Os três artistas, cada um a seu modo, como se sabe, imprimem marcas definitivas de certa passagem das vanguardas do início do século para a arte contemporânea. A exposição do Warhol é imensa e acho que predomina uma história com o retrato. Li em algum lugar que Warhol passou a fazer retratos de famosos no fim da vida para ganhar dinheiro, mas o retrato parece também um modo de mediar uma relação distanciada com o outro. Warhol era um voyuerista, além de tudo. Através de vídeos, fotografias, pinturas, são quase sempre os famosos que aparecem retratados. Acho que a coisa de retratar famosos tem a ver com um excesso de imagem e não simplesmente com um lance de colunismo, grana. A imagem torna-se uma imagem cadavérica. Um amigo disse que acha a euforia de Warhol muito resignada pela consciência da tragédia. Talvez ele tenha razão.

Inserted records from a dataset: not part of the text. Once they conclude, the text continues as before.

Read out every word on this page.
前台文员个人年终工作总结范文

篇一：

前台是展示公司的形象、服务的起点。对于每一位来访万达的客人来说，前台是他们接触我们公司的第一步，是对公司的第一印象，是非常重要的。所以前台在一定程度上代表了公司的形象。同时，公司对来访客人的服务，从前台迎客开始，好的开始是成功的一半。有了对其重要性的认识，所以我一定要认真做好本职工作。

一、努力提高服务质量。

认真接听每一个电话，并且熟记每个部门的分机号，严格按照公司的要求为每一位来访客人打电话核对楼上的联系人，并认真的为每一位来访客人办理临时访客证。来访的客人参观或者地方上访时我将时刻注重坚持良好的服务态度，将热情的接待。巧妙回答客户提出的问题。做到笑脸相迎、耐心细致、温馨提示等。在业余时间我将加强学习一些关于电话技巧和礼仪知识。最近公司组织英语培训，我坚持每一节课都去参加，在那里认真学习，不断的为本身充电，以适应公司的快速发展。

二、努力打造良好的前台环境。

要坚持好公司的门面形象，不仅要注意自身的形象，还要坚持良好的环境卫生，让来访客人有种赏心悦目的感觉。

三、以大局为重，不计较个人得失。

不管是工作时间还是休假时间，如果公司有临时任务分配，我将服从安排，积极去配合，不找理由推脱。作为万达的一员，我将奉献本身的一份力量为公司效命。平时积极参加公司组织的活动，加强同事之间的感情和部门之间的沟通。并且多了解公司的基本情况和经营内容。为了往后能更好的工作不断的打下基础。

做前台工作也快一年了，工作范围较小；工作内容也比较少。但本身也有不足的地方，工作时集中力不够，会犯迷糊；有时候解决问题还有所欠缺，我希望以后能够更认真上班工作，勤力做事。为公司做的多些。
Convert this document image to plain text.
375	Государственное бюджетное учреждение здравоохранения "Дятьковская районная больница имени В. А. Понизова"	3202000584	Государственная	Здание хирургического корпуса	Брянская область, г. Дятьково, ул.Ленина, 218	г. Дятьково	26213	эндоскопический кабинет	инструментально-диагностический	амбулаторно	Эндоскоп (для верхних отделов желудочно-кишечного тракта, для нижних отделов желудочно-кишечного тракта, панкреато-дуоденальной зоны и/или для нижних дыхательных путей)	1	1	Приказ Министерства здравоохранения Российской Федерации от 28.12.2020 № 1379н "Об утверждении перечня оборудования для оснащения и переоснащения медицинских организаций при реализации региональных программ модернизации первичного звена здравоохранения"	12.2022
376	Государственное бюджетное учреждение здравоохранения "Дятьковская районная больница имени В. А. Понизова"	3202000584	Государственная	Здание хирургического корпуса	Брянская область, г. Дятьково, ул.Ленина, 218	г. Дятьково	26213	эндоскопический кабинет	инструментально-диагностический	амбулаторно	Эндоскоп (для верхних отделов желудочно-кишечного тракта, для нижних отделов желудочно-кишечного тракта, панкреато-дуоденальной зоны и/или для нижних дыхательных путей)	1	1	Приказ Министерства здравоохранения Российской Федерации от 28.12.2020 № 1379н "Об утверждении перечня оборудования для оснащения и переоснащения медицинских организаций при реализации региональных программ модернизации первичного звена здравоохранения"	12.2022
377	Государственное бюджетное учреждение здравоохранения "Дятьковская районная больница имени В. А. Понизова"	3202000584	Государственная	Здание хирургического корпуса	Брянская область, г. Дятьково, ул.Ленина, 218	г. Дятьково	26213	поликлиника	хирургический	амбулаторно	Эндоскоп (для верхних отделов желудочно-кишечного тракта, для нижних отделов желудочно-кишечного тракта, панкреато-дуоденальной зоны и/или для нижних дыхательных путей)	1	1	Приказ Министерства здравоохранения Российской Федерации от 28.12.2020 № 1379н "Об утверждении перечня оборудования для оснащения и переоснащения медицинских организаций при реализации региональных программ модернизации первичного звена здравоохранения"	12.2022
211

Já a exposição do Hélio, que sempre é um pouco comum para o público brasileiro, tem uma coisa diferente. Além da reconstrução de várias instalações maiores, também as obras interativas, como os bólides e parangolés - que sempre são expostos como peças de um museu, dento de cabines de vidros e protegidas - foram feitas pra usar. Acho que são cópias, reproduções, o que acho realmente ótimo, pois esta economia do original nunca foi importante pro Hélio. O negócio tem que ter gastura. Então a exposição, de certo modo, está uma festa. Porque as crianças, principalmente de escolas periféricas, brincam com os objetos, vestem, entram nas coisas. Mas aí tem o problema da pedagogia. Agora não tem mais o monitor cuidando para que o espectador não toque em nada, mas ao contrário: pedindo para que o espectador justamente faça o que nunca pôde fazer. Isso, pelo menos pra mim, curiosamente, cria outra espécie de desconforto. Porque se o parangolé exposto dentro de cabines de vidro é uma coisa esquisita, ele assim exposto com uma pedagogia também é. Mas não deixa de ser uma informação nova. Que nos leva pensar afinal que a singularidade de Hélio talvez esteja em uma situação efêmera mesmo.

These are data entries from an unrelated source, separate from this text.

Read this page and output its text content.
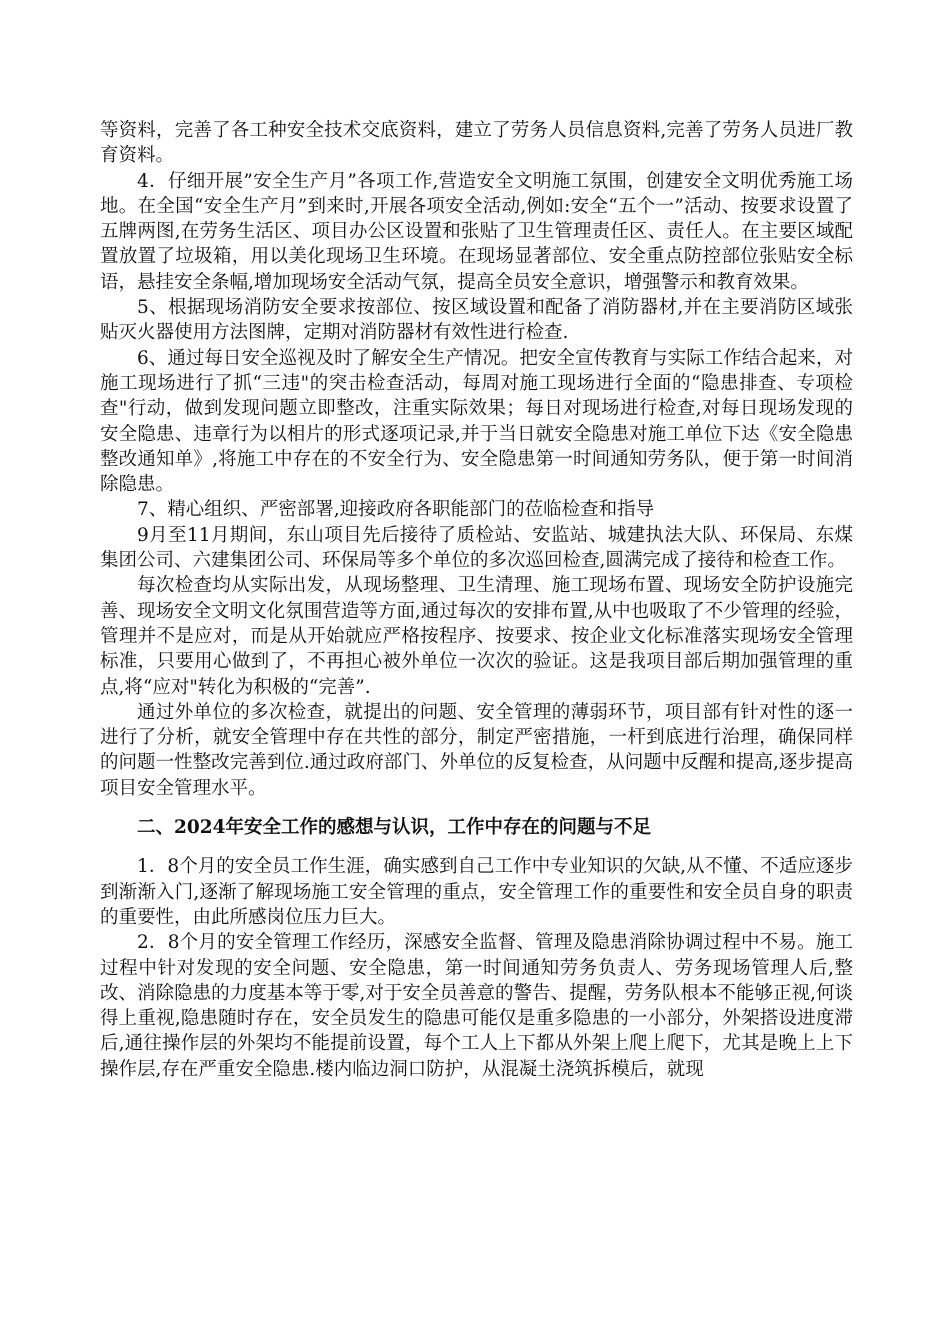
等资料，完善了各工种安全技术交底资料，建立了劳务人员信息资料,完善了劳务人员进厂教育资料。

4．仔细开展”安全生产月”各项工作,营造安全文明施工氛围，创建安全文明优秀施工场地。在全国“安全生产月”到来时,开展各项安全活动,例如:安全“五个一”活动、按要求设置了五牌两图,在劳务生活区、项目办公区设置和张贴了卫生管理责任区、责任人。在主要区域配置放置了垃圾箱，用以美化现场卫生环境。在现场显著部位、安全重点防控部位张贴安全标语，悬挂安全条幅,增加现场安全活动气氛，提高全员安全意识，增强警示和教育效果。

5、根据现场消防安全要求按部位、按区域设置和配备了消防器材,并在主要消防区域张贴灭火器使用方法图牌，定期对消防器材有效性进行检查.

6、通过每日安全巡视及时了解安全生产情况。把安全宣传教育与实际工作结合起来，对施工现场进行了抓“三违"的突击检查活动，每周对施工现场进行全面的“隐患排查、专项检查"行动，做到发现问题立即整改，注重实际效果；每日对现场进行检查,对每日现场发现的安全隐患、违章行为以相片的形式逐项记录,并于当日就安全隐患对施工单位下达《安全隐患整改通知单》,将施工中存在的不安全行为、安全隐患第一时间通知劳务队，便于第一时间消除隐患。

7、精心组织、严密部署,迎接政府各职能部门的莅临检查和指导

9月至11月期间，东山项目先后接待了质检站、安监站、城建执法大队、环保局、东煤集团公司、六建集团公司、环保局等多个单位的多次巡回检查,圆满完成了接待和检查工作。

每次检查均从实际出发，从现场整理、卫生清理、施工现场布置、现场安全防护设施完善、现场安全文明文化氛围营造等方面,通过每次的安排布置,从中也吸取了不少管理的经验，管理并不是应对，而是从开始就应严格按程序、按要求、按企业文化标准落实现场安全管理标准，只要用心做到了，不再担心被外单位一次次的验证。这是我项目部后期加强管理的重点,将“应对"转化为积极的“完善”.

通过外单位的多次检查，就提出的问题、安全管理的薄弱环节，项目部有针对性的逐一进行了分析，就安全管理中存在共性的部分，制定严密措施，一杆到底进行治理，确保同样的问题一性整改完善到位.通过政府部门、外单位的反复检查，从问题中反醒和提高,逐步提高项目安全管理水平。

二、2024年安全工作的感想与认识，工作中存在的问题与不足

1．8个月的安全员工作生涯，确实感到自己工作中专业知识的欠缺,从不懂、不适应逐步到渐渐入门,逐渐了解现场施工安全管理的重点，安全管理工作的重要性和安全员自身的职责的重要性，由此所感岗位压力巨大。

2．8个月的安全管理工作经历，深感安全监督、管理及隐患消除协调过程中不易。施工过程中针对发现的安全问题、安全隐患，第一时间通知劳务负责人、劳务现场管理人后,整改、消除隐患的力度基本等于零,对于安全员善意的警告、提醒，劳务队根本不能够正视,何谈得上重视,隐患随时存在，安全员发生的隐患可能仅是重多隐患的一小部分，外架搭设进度滞后,通往操作层的外架均不能提前设置，每个工人上下都从外架上爬上爬下，尤其是晚上上下操作层,存在严重安全隐患.楼内临边洞口防护，从混凝土浇筑拆模后，就现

E a exposição do Matta Clark foi uma novidade porque eu quase não conhecia os registros. Na verdade a exposição é quase inteira de registros. Que são afinal os trabalhos. O trabalho do Matta Clark, como o do Hélio, também tem toda relação com a força de um acontecimento efêmero. Mas o Matta Clark, diferente talvez, tinha uma preocupação grande com o registro fotográfico. Acho que esta é uma situação ambivalente das performances. Hoje só é possível estudá-las através de seus registros. Mas há registros que passam a ter um valor de obra, digamos. Não sei muito bem como chamar isso: valor de obra. Matta Clark fazia as intervenções nas casas, com cortes arquitética, principalmente casas abandonadas no SoHo. Mas tem umas coisas em locais abandonados também. Tem muita ruína. E aí na fotografia, Clark se preocupa muito, por exemplo, com o modo como a luz incide sobre aquele corte. Isso vai criando características próprias pra fotografia. E tem vídeos também. Fica a impressão de que Matta Clark sempre ia bem preparado para registrar o processo.

O engraçado de São Paulo é que você escolhe tanto as exposições que pretende visitar quanto aquelas que também pretende visitar e não terá tempo. Na exposição de Warhol, por exemplo, tinha uma programação com várias seções de filmes, que não consegui ver, naturalmente, mas são todos meio parecidos e tediosos. De qualquer modo, e por isso mesmo, criar o próprio itinerário passa a ser também uma espécie de recorte e de curadoria que você faz. É preciso ter um pouco de criatividade e perseverança, afinal, até mesmo pra se deslocar de um local a outro. As três exposições estão bem longe uma das outras. Outra coisa bem curiosa é que a maioria das pessoas que vive na cidade não tem tempo pra fazer estes roteiros. Pouquíssimas as pessoas, enfim, devem ter visto estas três exposições como se fossem uma só.